Union will sich auf ihre konservativen Wurzeln besinnen

29. Oktober 2011 | Wolfgang Schreier

 

Eines zog sich am Donnerstagabend durch die Jahreshauptversammlung der CDU wie ein roter Faden. Die Redner zeigten sich mit dem Kommunalwahlergebnis nicht zufrieden. Aber zwischen den Worten war auch herauszuhören, was der Basis wichtig ist: die konservativen Wurzeln der Partei.

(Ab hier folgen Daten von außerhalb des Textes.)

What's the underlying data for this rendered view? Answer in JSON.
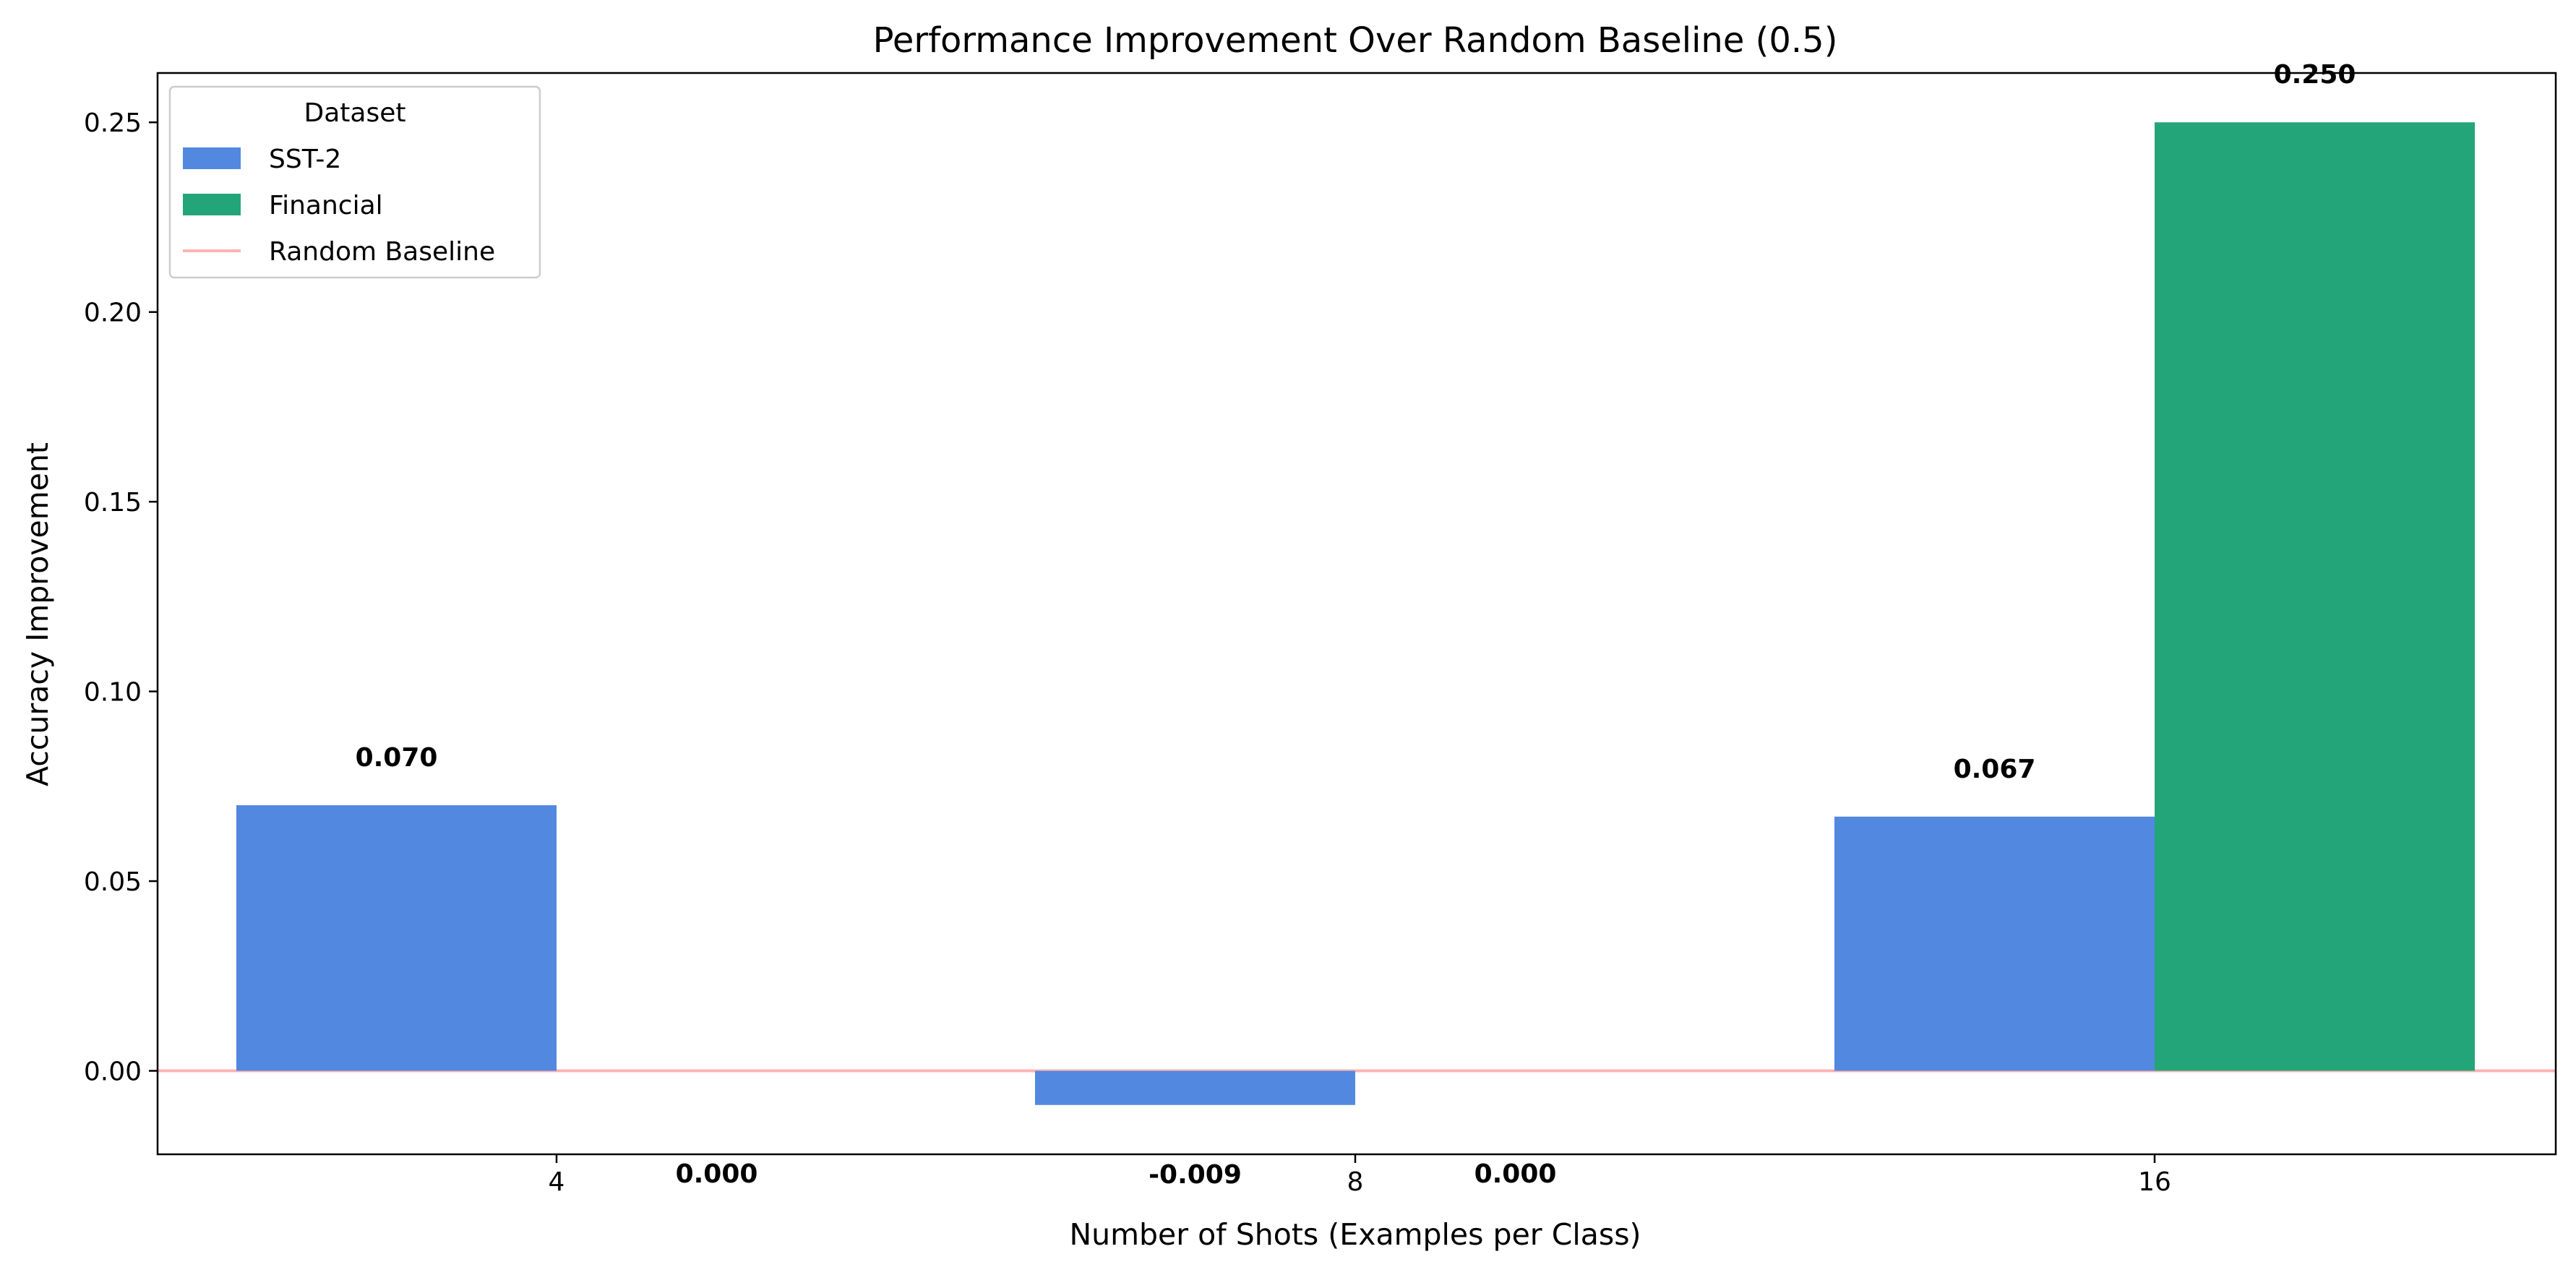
{
  "chart_data": {
    "type": "bar",
    "title": "Performance Improvement Over Random Baseline (0.5)",
    "xlabel": "Number of Shots (Examples per Class)",
    "ylabel": "Accuracy Improvement",
    "categories": [
      "4",
      "8",
      "16"
    ],
    "series": [
      {
        "name": "SST-2",
        "color": "#5288DF",
        "values": [
          0.07,
          -0.009,
          0.067
        ],
        "labels": [
          "0.070",
          "-0.009",
          "0.067"
        ]
      },
      {
        "name": "Financial",
        "color": "#23A579",
        "values": [
          0.0,
          0.0,
          0.25
        ],
        "labels": [
          "0.000",
          "0.000",
          "0.250"
        ]
      }
    ],
    "baseline": {
      "name": "Random Baseline",
      "value": 0.0,
      "color": "#FFB3B3"
    },
    "yticks": [
      "0.00",
      "0.05",
      "0.10",
      "0.15",
      "0.20",
      "0.25"
    ],
    "ylim": [
      -0.022,
      0.263
    ],
    "legend": {
      "title": "Dataset",
      "position": "top-left"
    },
    "grid": false
  }
}
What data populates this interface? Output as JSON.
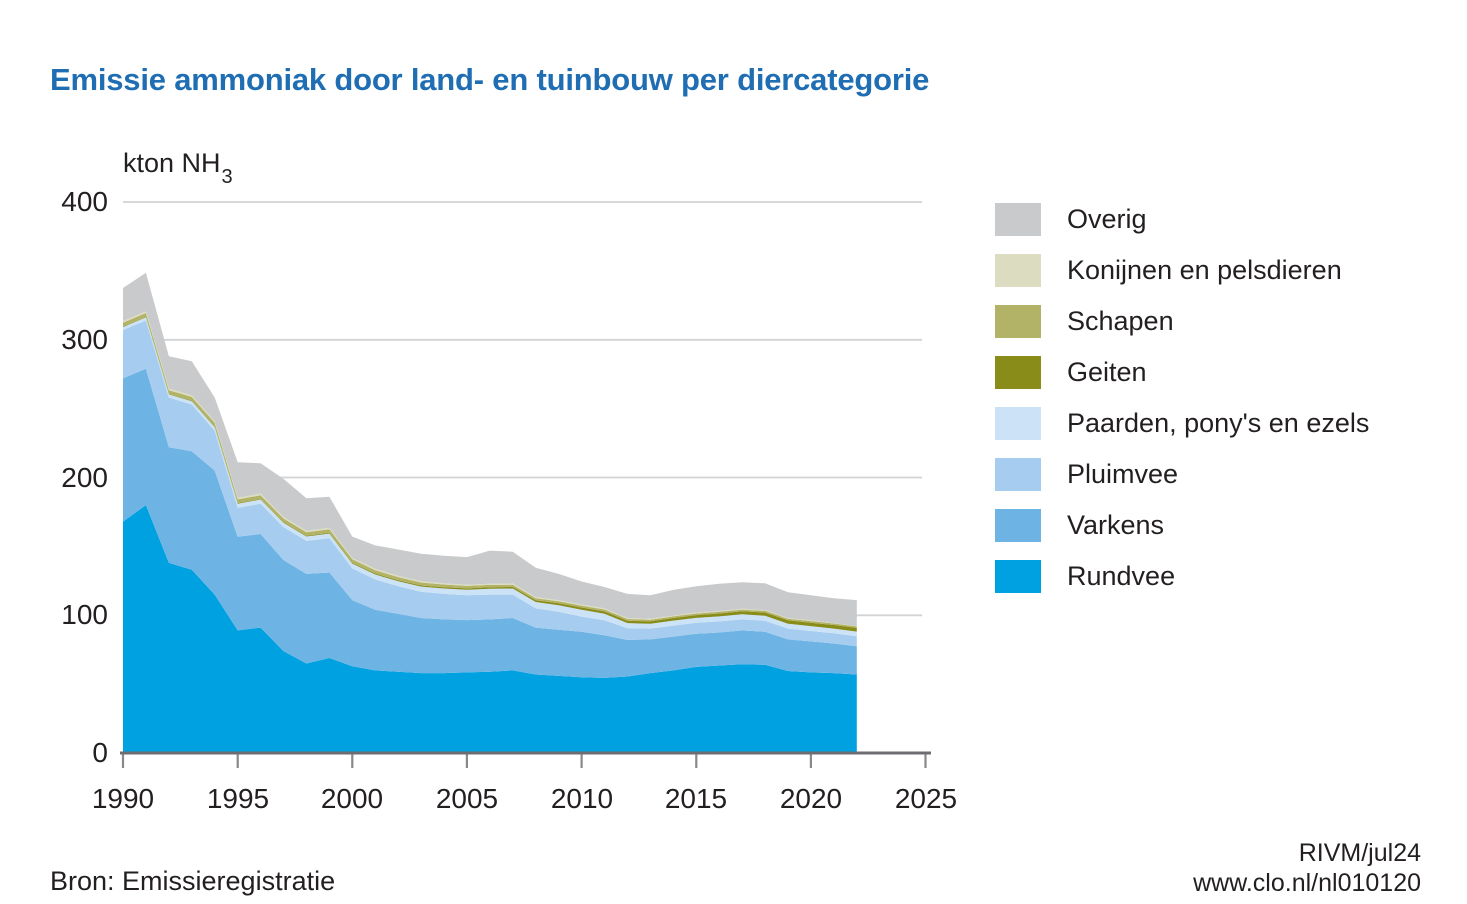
{
  "title": "Emissie ammoniak door land- en tuinbouw per diercategorie",
  "source": "Bron: Emissieregistratie",
  "credits": {
    "line1": "RIVM/jul24",
    "line2": "www.clo.nl/nl010120"
  },
  "colors": {
    "title": "#1f6eb3",
    "axis": "#6d6e71",
    "tick": "#87898c",
    "gridline": "#d2d3d5",
    "text": "#231f20"
  },
  "chart_data": {
    "type": "area",
    "stacked": true,
    "title": "Emissie ammoniak door land- en tuinbouw per diercategorie",
    "unit_main": "kton NH",
    "unit_sub": "3",
    "ylabel": "kton NH3",
    "xlabel": "",
    "ylim": [
      0,
      400
    ],
    "yticks": [
      0,
      100,
      200,
      300,
      400
    ],
    "xticks": [
      1990,
      1995,
      2000,
      2005,
      2010,
      2015,
      2020,
      2025
    ],
    "grid": "horizontal",
    "legend_position": "right",
    "legend_order_top_to_bottom": [
      "Overig",
      "Konijnen en pelsdieren",
      "Schapen",
      "Geiten",
      "Paarden, pony's en ezels",
      "Pluimvee",
      "Varkens",
      "Rundvee"
    ],
    "x": [
      1990,
      1991,
      1992,
      1993,
      1994,
      1995,
      1996,
      1997,
      1998,
      1999,
      2000,
      2001,
      2002,
      2003,
      2004,
      2005,
      2006,
      2007,
      2008,
      2009,
      2010,
      2011,
      2012,
      2013,
      2014,
      2015,
      2016,
      2017,
      2018,
      2019,
      2020,
      2021,
      2022
    ],
    "series": [
      {
        "name": "Rundvee",
        "color": "#00a1e1",
        "values": [
          168,
          180,
          138,
          133,
          115,
          89,
          91,
          74,
          65,
          69,
          63,
          60,
          59,
          58,
          58,
          58.5,
          59,
          60,
          57,
          56,
          55,
          54.5,
          55.5,
          58,
          60,
          62.5,
          63.5,
          64.5,
          64,
          59.5,
          58.5,
          58,
          57
        ]
      },
      {
        "name": "Varkens",
        "color": "#6db4e4",
        "values": [
          104,
          99,
          84,
          86,
          90,
          68,
          68,
          66,
          65,
          62,
          48,
          44,
          42,
          40,
          39,
          38,
          38,
          38,
          34,
          33.5,
          33,
          31,
          26.5,
          24.5,
          24.5,
          24,
          24,
          24.5,
          24,
          23,
          22.5,
          21.5,
          20.5
        ]
      },
      {
        "name": "Pluimvee",
        "color": "#a6cdef",
        "values": [
          35,
          35,
          36,
          34,
          29,
          21,
          22,
          24,
          24,
          25,
          23,
          22,
          20,
          19,
          18.5,
          18,
          18,
          17,
          14,
          13,
          11,
          10.8,
          8.5,
          7.8,
          8,
          8,
          8,
          8,
          8,
          7.8,
          7.6,
          7.4,
          7.2
        ]
      },
      {
        "name": "Paarden, pony's en ezels",
        "color": "#cce3f7",
        "values": [
          2.2,
          2.2,
          2.3,
          2.4,
          2.6,
          3,
          3,
          3.2,
          3.2,
          3.3,
          3.5,
          3.6,
          3.7,
          3.8,
          3.9,
          4,
          4.2,
          4.4,
          4.6,
          4.8,
          5,
          4.8,
          3.8,
          3.5,
          3.6,
          3.6,
          3.7,
          3.7,
          3.7,
          3.6,
          3.5,
          3.4,
          3.4
        ]
      },
      {
        "name": "Geiten",
        "color": "#8a8c1a",
        "values": [
          0.4,
          0.4,
          0.4,
          0.4,
          0.5,
          0.5,
          0.5,
          0.5,
          0.5,
          0.6,
          0.6,
          0.7,
          0.7,
          0.8,
          0.9,
          1,
          1.1,
          1.2,
          1.3,
          1.4,
          1.6,
          1.7,
          1.7,
          1.8,
          1.9,
          2,
          2.1,
          2.2,
          2.3,
          2.4,
          2.5,
          2.6,
          2.7
        ]
      },
      {
        "name": "Schapen",
        "color": "#b2b366",
        "values": [
          2.8,
          2.8,
          2.7,
          2.7,
          2.6,
          2.6,
          2.6,
          2.5,
          2.5,
          2.5,
          2.5,
          2.4,
          2.3,
          2.2,
          2,
          1.8,
          1.7,
          1.6,
          1.5,
          1.5,
          1.4,
          1.4,
          1.3,
          1.2,
          1.2,
          1.2,
          1.2,
          1.2,
          1.2,
          1.2,
          1.2,
          1.1,
          1.1
        ]
      },
      {
        "name": "Konijnen en pelsdieren",
        "color": "#dbdcc0",
        "values": [
          1.2,
          1.2,
          1.2,
          1.2,
          1.2,
          1.2,
          1.2,
          1.2,
          1.2,
          1.1,
          1,
          1,
          1,
          0.9,
          0.9,
          0.9,
          0.9,
          0.9,
          0.8,
          0.8,
          0.8,
          0.8,
          0.7,
          0.7,
          0.7,
          0.7,
          0.6,
          0.6,
          0.6,
          0.5,
          0.5,
          0.2,
          0.2
        ]
      },
      {
        "name": "Overig",
        "color": "#c9cacb",
        "values": [
          24,
          28,
          23.4,
          24.7,
          17.2,
          25.7,
          22,
          27.6,
          23.6,
          22.5,
          15.5,
          17,
          19,
          20,
          20,
          20,
          24,
          23,
          21.3,
          19,
          16.7,
          15.5,
          17.5,
          17,
          18.5,
          19,
          19.7,
          19.3,
          19.4,
          18.7,
          18.2,
          18.1,
          18.9
        ]
      }
    ]
  }
}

Das Thema Energiewende sprach Fraktionsvorsitzender Christoff Jung an. Auch wenn er Windkraftanlagen aus ästhetischen Gründen noch immer hässlich findet, forderte er seine Parteifreunde auf, das Thema erneuerbare Energien nicht abzulehnen, sondern mitzugestalten.

Er nannte auch einen Punkt, der ihn immer noch ärgert: Der achte Sitz im Gemeindevorstand, den wie berichtet SPD, Grüne und FDP beschlossen hatten und den die FDP innehat. Mit den nun – außer dem Bürgermeister – drei CDU-Sitzen gegenüber zweien der Grünen, zweien der SPD und einem der FDP sei das Wahlergebnis verfälscht worden, meint Jung.

Der scheidende Vorsitzende Holger Wegmann sprach von einem engagierten Wahlkampf und den drei verlorenen Parlamentssitzen und gab der Reaktorkatastrophe von Fukushima einen Teil der Schuld daran, dass verstärkt die Grünen gewählt wurden. Er sieht wechselnde Mehrheiten jedoch auch als Chance, etwa weil über Parteigrenzen hinweg miteinander diskutiert werde.

Als Tagungsleiter führte CDU-Kreisvorsitzender Jürgen Banzer durch die dreistündige Versammlung, und er lobte die Ortsgruppe. “Die Wehrheimer wissen immer, worauf es ankommt.” Er forderte die Unterstützung für Amtsinhaber Ulrich Krebs (CDU) bei der Landratswahl im Januar.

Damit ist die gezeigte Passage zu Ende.